Author: D.W. Harding Publisher: Routledge Copyright: 2004 Pages: 352
Synopsis: The Iron Age in Northern Britain examines the impact of the Roman expansion northwards, and the native response to the Roman occupation on both sides of the frontiers. It traces the emergence of historically-recorded communities in the post-Roman period and looks at the clash of cultures between Celts and Romans, Picts and Scots.
Unlike the Iron Age in southern Britain, the story of which can be conveniently terminated with the Roman conquest, the Iron Age in northern Britain has no such horizon to mark its end. The Roman presence in southern and eastern Scotland was militarily intermittent and left untouched large tracts of Atlantic Scotland for which there is a rich legacy of Iron Age settlement, continuing from the mid-first millennium BC to the period of Norse settlement in the late first millennium AD.
Here D.W. Harding shows that northern Britain was not peripheral in the Iron Age: it simply belonged to an Atlantic European mainstream different from southern England and its immediate continental neighbours.
Review: The book is made up of five parts and eleven chapters. Some parts have only one chapter while others have two or three chapters.
Part One: This part has only one chapter but wow, what an informative one. The author talks about the aim of the book, which is to look at Northern Britain and survey what we know about it during the Iron Age. He discusses the archeological framework that we are going to be dealing with during the rest of the book. He also discusses something very important that happens to be the Celticity of Northern Britain and the question that seems to be a favorite of the British archeologist and that is; are the Celts a modern myth? The author has a reasonable logical answer to that question AND I think that in light of what this book has to say I think that Barry Cunliffe’s theory of having the Celtic beginnings away from the Hallstatt-La Tene cultures makes a little more sense too.
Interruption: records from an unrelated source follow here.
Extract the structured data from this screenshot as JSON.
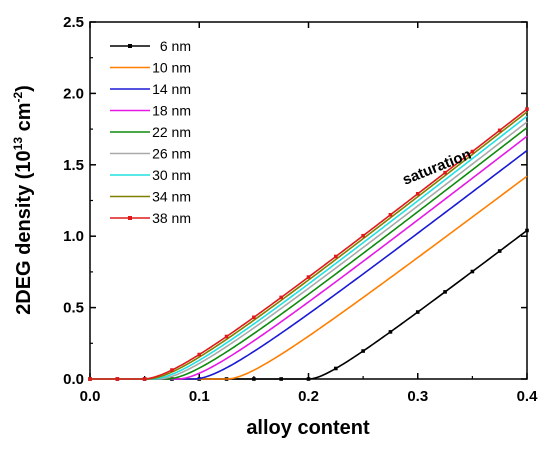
{
  "chart_data": {
    "type": "line",
    "title": "",
    "xlabel": "alloy content",
    "ylabel_main": "2DEG density (10",
    "ylabel_sup1": "13",
    "ylabel_mid": " cm",
    "ylabel_sup2": "-2",
    "ylabel_end": ")",
    "xlim": [
      0.0,
      0.4
    ],
    "ylim": [
      0.0,
      2.5
    ],
    "xticks": [
      "0.0",
      "0.1",
      "0.2",
      "0.3",
      "0.4"
    ],
    "yticks": [
      "0.0",
      "0.5",
      "1.0",
      "1.5",
      "2.0",
      "2.5"
    ],
    "grid": false,
    "legend_position": "top-left",
    "annotation": "saturation",
    "series": [
      {
        "name": "6 nm",
        "color": "#000000",
        "threshold": 0.2,
        "end": 1.04,
        "marker": true
      },
      {
        "name": "10 nm",
        "color": "#ff7f00",
        "threshold": 0.125,
        "end": 1.42,
        "marker": false
      },
      {
        "name": "14 nm",
        "color": "#1a1ad6",
        "threshold": 0.095,
        "end": 1.6,
        "marker": false
      },
      {
        "name": "18 nm",
        "color": "#e619e6",
        "threshold": 0.08,
        "end": 1.7,
        "marker": false
      },
      {
        "name": "22 nm",
        "color": "#0f8a0f",
        "threshold": 0.07,
        "end": 1.76,
        "marker": false
      },
      {
        "name": "26 nm",
        "color": "#aaaaaa",
        "threshold": 0.062,
        "end": 1.8,
        "marker": false
      },
      {
        "name": "30 nm",
        "color": "#22e0e0",
        "threshold": 0.057,
        "end": 1.84,
        "marker": false
      },
      {
        "name": "34 nm",
        "color": "#808000",
        "threshold": 0.052,
        "end": 1.87,
        "marker": false
      },
      {
        "name": "38 nm",
        "color": "#e01a1a",
        "threshold": 0.048,
        "end": 1.89,
        "marker": true
      }
    ]
  }
}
Part Two: Four chapters are included in this part and it is about the earlier Iron Age. Each chapter talks about the archeological record of a part of Northern Britain, and Scotland.
Part Three: This part has two chapters, and they talk about the Roman Iron Age and its impact on northern Britain.
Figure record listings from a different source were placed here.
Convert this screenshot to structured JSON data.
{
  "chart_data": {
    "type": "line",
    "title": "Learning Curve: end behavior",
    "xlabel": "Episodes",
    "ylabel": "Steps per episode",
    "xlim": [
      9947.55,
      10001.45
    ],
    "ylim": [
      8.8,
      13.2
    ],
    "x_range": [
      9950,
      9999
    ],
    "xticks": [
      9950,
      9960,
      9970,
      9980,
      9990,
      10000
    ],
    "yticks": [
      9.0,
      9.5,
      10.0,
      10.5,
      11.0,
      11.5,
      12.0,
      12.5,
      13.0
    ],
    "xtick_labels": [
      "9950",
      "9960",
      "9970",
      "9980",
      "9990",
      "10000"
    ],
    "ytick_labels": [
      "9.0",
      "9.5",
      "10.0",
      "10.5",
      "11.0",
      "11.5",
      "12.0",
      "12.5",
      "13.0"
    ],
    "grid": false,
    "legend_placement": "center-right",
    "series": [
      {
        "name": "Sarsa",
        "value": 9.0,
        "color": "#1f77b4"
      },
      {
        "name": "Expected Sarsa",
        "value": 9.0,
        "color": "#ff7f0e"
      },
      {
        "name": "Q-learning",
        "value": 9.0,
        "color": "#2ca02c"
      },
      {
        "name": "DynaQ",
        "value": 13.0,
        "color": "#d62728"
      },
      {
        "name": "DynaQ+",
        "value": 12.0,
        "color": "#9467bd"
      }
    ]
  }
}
Part Four: Three chapters that deal with the later Iron Age starting with the borders and southern Scotland and going all the way to Atlantic Scotland.
Part Five: Only one chapter that reviews all the past chapters and makes a few conclusions that sum everything else nicely.
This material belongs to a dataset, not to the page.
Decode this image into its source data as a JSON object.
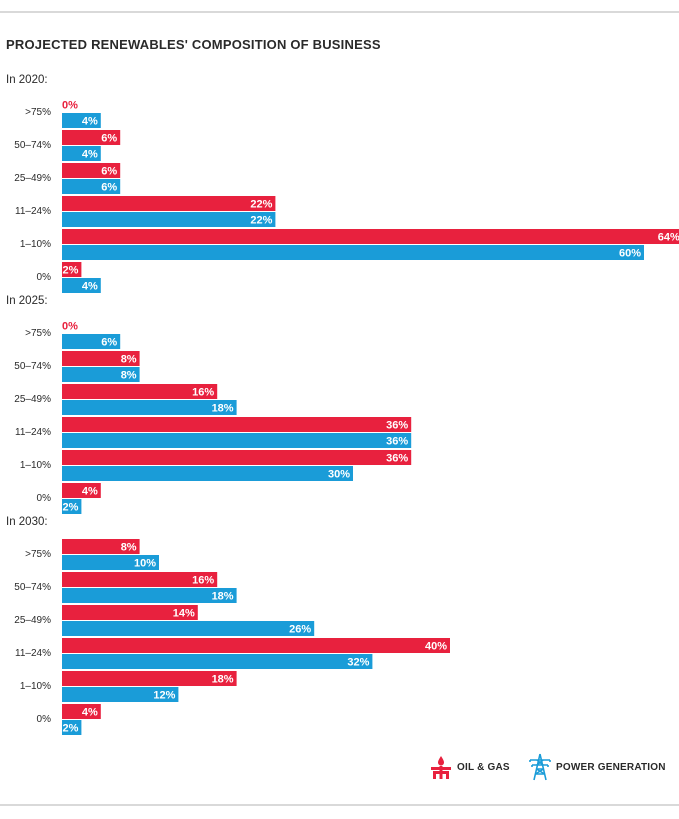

This book is an archeological survey of Northern Britain. It has a lot of materials and also a lot of good questions which it answers in one form or another for the most part (some questions don’t have definitive answers). I found the book very interesting if a little dry. If you aren’t interested in archeological discussions supplemented lightly with classical writing then this book is not for you. In my opinion though, it does help to support Professor Barry Cunliffe’s idea of Celtic from the west in a round about way.
Nice review!
The origins of the Celts, and whether they settled in Britain is made murkier when you consider that scholars can’t really agree on who the Picts were – Are they Celts? Did they speak a Brythonic or Gaelic language? Where did they originate?
Hopefully this book might shed some light on some of these questions.
More of an archeological book, than a language book really. But it is still a great book.